Tuesday, July 13, 2010

What's Next for Kuwait's Activits?

As I expected a few days ago in my post, Al Fadhala has been released to a waiting and anxious crowd of supporters, amid cheers and tears. His case has been well-supported during his incarceration, mostly by people he either knew or were related to in some other way. The blogosphere was alight with news and events and criticism of everything from the court's decision to the PM's arrogance. So it's no surprise  that when he was eventually released after his second hearing yesterday, everyone was ecstatic. Personally, I was following every Tweet during his hearing, thanks to Om9edda and others, so when I read about his immediate release,  I felt as if a big load was just lifted off my chest, as I'm sure everyone else did when he emerged in his prison garbs. Hell, even the prison cops were smiling, for God's sake :) One of Kuwait's sons, who was imprisoned for political reasons, has been released by the power of the Law.

So, now what?

As I understand it, Khalid's a convicted felon now, his felony being that of slander against the Prime Minister in person, believe it or not. But instead of serving 3 months in jail, the judge commuted his sentence to the 10 days already served, upheld the KD150 fine and sent him off. So, he's still legally guilty of a felony, which makes him ineligible to run for office, according to Article 2, Section 1 of Kuwait's Elections Law, unless and until he's cleared his record with a Court's order. Worst-case scenario if he doesn't run for office, he'd be a very influential political activist.

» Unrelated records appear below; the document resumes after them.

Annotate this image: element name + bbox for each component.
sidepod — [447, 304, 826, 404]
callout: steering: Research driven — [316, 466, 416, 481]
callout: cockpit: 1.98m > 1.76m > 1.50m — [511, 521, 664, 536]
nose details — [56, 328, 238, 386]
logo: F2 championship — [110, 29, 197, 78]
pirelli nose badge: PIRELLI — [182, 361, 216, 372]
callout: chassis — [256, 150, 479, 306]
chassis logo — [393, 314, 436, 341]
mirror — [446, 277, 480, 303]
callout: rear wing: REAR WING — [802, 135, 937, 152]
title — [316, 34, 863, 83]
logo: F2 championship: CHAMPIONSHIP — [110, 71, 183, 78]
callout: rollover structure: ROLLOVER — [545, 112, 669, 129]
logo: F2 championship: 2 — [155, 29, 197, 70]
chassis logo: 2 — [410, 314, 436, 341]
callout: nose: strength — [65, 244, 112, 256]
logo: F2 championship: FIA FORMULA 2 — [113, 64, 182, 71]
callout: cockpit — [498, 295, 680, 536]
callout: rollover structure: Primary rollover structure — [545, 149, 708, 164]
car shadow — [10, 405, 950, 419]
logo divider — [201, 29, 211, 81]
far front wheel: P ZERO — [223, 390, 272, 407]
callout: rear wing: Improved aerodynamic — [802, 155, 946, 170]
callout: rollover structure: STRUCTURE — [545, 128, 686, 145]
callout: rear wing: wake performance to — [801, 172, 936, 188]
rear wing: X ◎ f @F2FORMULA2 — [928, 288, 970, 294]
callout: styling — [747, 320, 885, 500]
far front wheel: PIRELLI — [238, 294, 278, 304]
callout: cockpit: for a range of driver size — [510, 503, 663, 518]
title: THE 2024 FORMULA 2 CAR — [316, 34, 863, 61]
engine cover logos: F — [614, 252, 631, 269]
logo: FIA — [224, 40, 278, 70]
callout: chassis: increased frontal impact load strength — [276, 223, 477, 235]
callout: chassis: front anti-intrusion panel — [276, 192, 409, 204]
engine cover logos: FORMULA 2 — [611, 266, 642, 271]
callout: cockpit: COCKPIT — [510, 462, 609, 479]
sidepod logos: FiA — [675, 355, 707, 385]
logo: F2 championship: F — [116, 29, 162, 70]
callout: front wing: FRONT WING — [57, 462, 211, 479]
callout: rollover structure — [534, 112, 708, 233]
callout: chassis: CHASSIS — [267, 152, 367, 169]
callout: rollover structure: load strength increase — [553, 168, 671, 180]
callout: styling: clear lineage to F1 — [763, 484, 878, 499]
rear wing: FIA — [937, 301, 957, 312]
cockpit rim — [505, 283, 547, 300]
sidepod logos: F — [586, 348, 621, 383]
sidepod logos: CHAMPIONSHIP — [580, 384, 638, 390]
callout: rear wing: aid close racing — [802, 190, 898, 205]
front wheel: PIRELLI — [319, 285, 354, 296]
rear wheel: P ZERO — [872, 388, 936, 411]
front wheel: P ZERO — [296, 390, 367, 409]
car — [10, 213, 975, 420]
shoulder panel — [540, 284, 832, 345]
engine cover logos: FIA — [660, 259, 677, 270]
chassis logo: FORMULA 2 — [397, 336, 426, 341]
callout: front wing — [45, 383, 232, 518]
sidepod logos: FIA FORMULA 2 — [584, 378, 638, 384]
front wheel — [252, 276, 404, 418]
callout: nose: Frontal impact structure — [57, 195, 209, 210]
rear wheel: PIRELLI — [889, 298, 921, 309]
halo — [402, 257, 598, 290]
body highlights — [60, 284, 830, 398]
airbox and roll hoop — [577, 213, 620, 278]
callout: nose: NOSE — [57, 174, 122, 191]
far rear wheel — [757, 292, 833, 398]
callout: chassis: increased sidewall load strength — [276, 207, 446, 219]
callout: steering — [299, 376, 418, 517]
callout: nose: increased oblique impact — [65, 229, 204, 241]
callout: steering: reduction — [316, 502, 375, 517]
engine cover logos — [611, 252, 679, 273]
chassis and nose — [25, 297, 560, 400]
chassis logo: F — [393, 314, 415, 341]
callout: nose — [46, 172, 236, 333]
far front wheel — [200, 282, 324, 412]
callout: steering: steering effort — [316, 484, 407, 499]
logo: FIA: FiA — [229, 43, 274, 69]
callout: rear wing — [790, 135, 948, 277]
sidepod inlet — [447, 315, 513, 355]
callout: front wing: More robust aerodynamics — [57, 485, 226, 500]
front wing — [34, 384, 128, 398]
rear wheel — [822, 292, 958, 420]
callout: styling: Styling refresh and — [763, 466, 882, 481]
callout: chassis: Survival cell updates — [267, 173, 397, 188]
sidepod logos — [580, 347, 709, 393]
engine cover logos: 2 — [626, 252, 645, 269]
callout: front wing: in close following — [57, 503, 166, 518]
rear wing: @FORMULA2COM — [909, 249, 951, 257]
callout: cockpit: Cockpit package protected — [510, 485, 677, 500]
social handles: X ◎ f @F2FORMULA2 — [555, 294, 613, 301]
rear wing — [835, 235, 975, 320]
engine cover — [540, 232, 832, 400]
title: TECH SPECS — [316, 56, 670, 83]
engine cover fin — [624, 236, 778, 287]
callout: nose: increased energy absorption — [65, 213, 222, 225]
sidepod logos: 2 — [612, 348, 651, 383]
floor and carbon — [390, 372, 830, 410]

Fueled with more wrath and a much clearer insight into the ugly truth of Kuwaiti Politics in the 21st Century, he will undoubtedly be pursuing more concrete evidence of the Government's inability to fix the state of corruption and developmental degradation we're in today. Khalid has a heavier responsibility to shoulder, now that he's achieved what many politicians live & die for; political immortality, just like his name.

He will need to enlighten his followers about the truth behind the lies, he will need to be an example of what a proper Political Activist should be in Kuwait; A cordial, soft-spoken diplomat, skilled enough to tell you to go to hell in such a way that would make you look forward to the trip. He would also need to show restraint when facing the opposition, whoever, whatever and wherever they are, and that's the tricky part, I suppose. The men and women around him who will attend his speeches and listen to them intently will have to be told what road to take in order to succeed. The interviews he will be giving will have to show that he hasn't changed as a consequence of his indictment and imprisonment, and that he will continue to pursue corruption and it's figureheads until it's leaders are  exposed and brought to justice.

In Kuwait that's a tall order, as many of these people have layers and layers of protection around them, chiefly among them are some MP's and high-ranking officials within the Government Ministries, who may be protected themselves through blood relations, association, or in some cases, collaboration and blackmail. However, as long as there are people like Khalid Al Fadhala, who have shown that they are  more than willing to pay the price for their bold determination to effect positive change, things can only get better for all of us.

Today, Kuwait is a better place, Kuwaiti Democracy is a more mature heritage, Kuwaiti Justice is not as politicized as once accused, and Kuwaiti society has ultimately become a more enlightened and more determined one, all thanks to the PM's insistence to sue anyone who would criticize his office. Today, there lives another hero of the people, a righteous one, who has everything to lose and is still unafraid. It won't be long before more like him prop up and take center stage, only this time, there won't be any invisible puppet masters to dictate how and what to say, like some existing MP's.

Today, for the first time in a long time, the Government is worried, really worried.